Only in the West could one look at the Columbia Basin and so easily reshape it in one’s mind’s eye. Why not dynamite every dam on the Columbia and the Snake? Take down the power lines? Resettle the cities? Free the sturgeon and the salmon? Reopen the plateau to the elks and wolves? Farming would go on along the banks of the rivers, as it did before the federal government began to dream its grandiose dreams, but, for the most part, the land would soon go back to its immemorial state as sagebrush steppe, a tract of near-wilderness larger than any country in western Europe.
Of course it would wreck the US economy. It would send electricity prices rocketing, drive the local inhabitants to (probably armed) revolt, and mobilize the multinational agricultural and mining corporations to jam the courts with litigation for decades. The point is not that any of this is likely to happen, but that it’s conceivable that it could. And people do conceive it, as the Poppers conceived the Buffalo Commons.

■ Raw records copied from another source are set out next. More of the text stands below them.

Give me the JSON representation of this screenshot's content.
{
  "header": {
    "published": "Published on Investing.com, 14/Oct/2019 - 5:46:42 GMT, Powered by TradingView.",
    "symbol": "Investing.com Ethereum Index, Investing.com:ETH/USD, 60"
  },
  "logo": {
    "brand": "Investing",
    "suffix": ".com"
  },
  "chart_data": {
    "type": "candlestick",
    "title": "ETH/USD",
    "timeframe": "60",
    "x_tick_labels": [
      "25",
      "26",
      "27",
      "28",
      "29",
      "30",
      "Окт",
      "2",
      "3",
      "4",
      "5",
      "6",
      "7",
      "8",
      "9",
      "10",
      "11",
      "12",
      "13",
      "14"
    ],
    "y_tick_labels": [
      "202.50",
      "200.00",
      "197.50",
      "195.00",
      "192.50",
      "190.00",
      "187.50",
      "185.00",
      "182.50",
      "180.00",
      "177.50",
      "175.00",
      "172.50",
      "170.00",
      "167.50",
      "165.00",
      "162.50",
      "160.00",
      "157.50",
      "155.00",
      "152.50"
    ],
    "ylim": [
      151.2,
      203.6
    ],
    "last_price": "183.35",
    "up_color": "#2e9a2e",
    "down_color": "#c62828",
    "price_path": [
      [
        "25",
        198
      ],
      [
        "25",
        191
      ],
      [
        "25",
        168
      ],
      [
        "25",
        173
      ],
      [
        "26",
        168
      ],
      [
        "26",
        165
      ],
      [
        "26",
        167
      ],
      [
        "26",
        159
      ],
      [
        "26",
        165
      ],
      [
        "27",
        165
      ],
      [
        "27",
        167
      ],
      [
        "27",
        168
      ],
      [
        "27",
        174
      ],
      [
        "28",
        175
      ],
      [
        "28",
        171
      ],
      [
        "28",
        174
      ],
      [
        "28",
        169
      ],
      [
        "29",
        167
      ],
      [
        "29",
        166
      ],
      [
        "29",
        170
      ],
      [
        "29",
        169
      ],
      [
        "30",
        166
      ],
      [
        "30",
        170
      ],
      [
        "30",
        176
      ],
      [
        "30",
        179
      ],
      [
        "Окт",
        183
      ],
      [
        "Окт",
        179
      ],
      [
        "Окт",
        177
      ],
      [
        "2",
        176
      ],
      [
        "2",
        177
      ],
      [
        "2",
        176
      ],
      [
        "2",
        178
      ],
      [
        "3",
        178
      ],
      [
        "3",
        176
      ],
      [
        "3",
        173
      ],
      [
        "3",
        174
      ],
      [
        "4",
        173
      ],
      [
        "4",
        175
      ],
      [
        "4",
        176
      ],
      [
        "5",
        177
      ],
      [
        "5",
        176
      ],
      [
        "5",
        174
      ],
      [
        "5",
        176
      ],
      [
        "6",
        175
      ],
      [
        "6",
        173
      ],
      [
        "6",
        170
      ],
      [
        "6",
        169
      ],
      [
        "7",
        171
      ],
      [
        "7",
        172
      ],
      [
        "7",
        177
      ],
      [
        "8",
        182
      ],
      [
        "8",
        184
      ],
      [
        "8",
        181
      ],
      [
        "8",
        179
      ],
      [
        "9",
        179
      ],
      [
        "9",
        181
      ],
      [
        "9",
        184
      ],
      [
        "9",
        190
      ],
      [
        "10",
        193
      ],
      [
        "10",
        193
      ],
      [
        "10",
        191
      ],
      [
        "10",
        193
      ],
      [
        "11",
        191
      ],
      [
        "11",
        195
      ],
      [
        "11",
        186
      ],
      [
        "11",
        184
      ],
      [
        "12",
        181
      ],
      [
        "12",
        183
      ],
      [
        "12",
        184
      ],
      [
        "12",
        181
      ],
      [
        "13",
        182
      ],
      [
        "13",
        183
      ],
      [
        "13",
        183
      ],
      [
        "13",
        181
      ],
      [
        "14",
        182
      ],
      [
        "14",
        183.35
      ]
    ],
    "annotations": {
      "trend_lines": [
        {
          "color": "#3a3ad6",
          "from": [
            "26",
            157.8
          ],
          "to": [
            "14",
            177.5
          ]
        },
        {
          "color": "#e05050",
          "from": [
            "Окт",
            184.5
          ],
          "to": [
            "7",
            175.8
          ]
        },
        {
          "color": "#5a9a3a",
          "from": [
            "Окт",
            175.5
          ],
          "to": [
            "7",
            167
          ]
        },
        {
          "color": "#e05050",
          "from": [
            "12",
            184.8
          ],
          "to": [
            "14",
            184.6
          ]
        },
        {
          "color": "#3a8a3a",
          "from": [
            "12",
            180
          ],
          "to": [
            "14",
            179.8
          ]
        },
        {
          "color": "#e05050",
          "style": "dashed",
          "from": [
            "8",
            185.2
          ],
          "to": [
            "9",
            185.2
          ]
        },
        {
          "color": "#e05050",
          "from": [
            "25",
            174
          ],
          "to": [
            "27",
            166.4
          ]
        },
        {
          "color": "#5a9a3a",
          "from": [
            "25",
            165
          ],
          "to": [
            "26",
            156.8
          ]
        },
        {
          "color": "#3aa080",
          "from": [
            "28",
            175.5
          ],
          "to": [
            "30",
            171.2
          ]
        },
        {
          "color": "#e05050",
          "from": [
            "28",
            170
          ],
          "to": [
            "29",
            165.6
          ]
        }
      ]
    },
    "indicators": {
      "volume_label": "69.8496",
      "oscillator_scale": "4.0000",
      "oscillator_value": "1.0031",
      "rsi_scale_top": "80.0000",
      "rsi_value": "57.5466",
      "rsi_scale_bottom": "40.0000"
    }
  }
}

The idea of home as a temporary habitation is built into the folk psyche of the West. Most of the farmers who settled in eastern Montana and the western Dakotas in the teens of the twentieth century eventually starved out and moved on. Loggers and miners were itinerants, accustomed to striking camp every few months or years. Driving through the West, it’s common to see houses mounted on the flatbeds of beflagged tractor-trailers, each off on a journey to a new site in another state.
In 1981, Norman Tebbit, then Mrs Thatcher’s Secretary of State for Employment, caused an outcry when he told the jobless in the north of England to ‘get on your bike’ and look for work elsewhere. The remark deeply offended the instinctive English sense that attachment to one’s place of birth and its known landscape and society is a moral right. People may move away of their own volition, but they cannot be cruelly ordered to get on their bikes.
It’s different here, where people are in the habit of getting on their bikes many times in the course of their lives. One’s local patch of soil is rarely an ancestral tenancy, going back through the generations, but rather a perch from which one may at almost any moment flit. That the demolition of the four dams on the lower Snake – an issue that’s now being fought through the courts – would drive many farmers from their land is of no great concern to the conservation groups that have brought suit, because upping sticks and moving on has always been the way of the West. Let them be compensated, and go farm – if they must – somewhere else. Get over it.
So the hankering to wild the West persists, and I suppose that the project of restoring the Columbia Basin to nature would be hardly more gigantesque and unrealistic than the federal project of filling it with human population. For a start, one might post billboards around the perimeter of the Tri Cities (population 168,000) to remind everyone living there that, in the fine words of the Wilderness Act, man is a visitor who does not remain – the unsettling truth that westerners know already in their bones.